One individual jested, "ChumLee is not an expert on 14th Century pottery? Corey was reading cue cards when he squeezed out that righteous wisdom about collectable urinal cakes? Say it aint so." Another joked, "I was already disillusioned, but I'm used to being lied to on television. Once on TV I saw a giant ape climb the Empire State Building and get shot down by World War I airplanes; then later, I learned that didn't really happen."

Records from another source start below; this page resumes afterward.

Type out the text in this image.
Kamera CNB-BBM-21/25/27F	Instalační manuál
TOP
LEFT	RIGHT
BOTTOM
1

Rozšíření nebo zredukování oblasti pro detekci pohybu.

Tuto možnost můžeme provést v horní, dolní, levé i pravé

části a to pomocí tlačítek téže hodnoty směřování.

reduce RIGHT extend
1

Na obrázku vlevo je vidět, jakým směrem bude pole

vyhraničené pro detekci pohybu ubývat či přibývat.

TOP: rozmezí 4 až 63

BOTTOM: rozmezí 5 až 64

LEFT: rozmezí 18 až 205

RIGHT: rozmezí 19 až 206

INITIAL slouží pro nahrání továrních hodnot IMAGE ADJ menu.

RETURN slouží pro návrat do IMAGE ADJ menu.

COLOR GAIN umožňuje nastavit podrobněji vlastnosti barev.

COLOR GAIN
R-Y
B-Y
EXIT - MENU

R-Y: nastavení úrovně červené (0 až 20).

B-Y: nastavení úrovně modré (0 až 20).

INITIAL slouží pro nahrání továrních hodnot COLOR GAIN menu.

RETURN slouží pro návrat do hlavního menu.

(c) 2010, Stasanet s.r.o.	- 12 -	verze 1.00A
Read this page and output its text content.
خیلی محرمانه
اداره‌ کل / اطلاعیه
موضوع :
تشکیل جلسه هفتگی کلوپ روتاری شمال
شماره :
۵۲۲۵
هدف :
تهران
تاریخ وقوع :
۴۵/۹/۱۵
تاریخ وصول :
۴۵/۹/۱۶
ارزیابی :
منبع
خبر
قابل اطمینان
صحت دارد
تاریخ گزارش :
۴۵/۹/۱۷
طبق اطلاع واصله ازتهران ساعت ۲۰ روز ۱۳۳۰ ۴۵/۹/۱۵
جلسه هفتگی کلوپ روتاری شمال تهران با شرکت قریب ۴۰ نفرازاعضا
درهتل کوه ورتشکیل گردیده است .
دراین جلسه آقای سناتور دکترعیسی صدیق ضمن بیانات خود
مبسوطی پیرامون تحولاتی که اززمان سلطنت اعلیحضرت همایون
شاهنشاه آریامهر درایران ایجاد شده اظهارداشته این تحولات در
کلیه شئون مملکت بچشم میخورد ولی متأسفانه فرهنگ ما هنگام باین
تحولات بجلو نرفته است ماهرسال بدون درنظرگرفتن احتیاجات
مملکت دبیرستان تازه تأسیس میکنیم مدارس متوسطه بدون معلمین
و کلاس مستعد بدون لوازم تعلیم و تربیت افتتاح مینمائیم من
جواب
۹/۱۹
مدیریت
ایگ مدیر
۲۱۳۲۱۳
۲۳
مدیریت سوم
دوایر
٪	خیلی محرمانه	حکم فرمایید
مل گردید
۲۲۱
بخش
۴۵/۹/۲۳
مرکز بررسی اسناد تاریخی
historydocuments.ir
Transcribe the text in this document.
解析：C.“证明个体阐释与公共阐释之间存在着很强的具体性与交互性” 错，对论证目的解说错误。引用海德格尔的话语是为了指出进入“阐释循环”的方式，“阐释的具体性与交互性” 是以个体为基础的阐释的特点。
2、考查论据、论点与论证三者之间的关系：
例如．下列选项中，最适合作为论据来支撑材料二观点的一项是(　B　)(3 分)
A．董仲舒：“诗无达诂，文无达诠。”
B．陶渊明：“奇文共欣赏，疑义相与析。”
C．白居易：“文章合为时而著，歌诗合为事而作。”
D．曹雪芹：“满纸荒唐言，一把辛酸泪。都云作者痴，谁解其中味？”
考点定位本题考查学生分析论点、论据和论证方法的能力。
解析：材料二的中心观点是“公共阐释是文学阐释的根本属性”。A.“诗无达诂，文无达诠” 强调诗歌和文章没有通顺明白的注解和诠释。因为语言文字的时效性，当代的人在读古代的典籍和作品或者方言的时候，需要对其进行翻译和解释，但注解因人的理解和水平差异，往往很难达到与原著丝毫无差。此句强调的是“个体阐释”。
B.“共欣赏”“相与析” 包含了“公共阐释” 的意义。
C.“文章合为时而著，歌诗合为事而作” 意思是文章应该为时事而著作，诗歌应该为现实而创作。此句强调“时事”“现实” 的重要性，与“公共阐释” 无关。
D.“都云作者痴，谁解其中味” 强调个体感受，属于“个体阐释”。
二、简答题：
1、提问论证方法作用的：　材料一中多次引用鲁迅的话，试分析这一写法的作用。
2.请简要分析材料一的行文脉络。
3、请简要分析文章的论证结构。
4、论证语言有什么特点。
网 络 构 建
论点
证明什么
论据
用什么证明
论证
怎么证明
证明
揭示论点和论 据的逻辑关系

Whether or not this fan theory surprises you — if you believe it at all — the fact remains that "Pawn Stars" is a reality TV show, not a documentary series. Although the real world might only serve as inspiration for reality TV, that doesn't mean that these shows are completely out of touch with representing daily life. "Pawn Stars" presents stories of fascinating finds, everyday people with dreams of striking it rich, experts in super niche fields, and businessmen who strive to make as much money as possible — and what could get more real than that?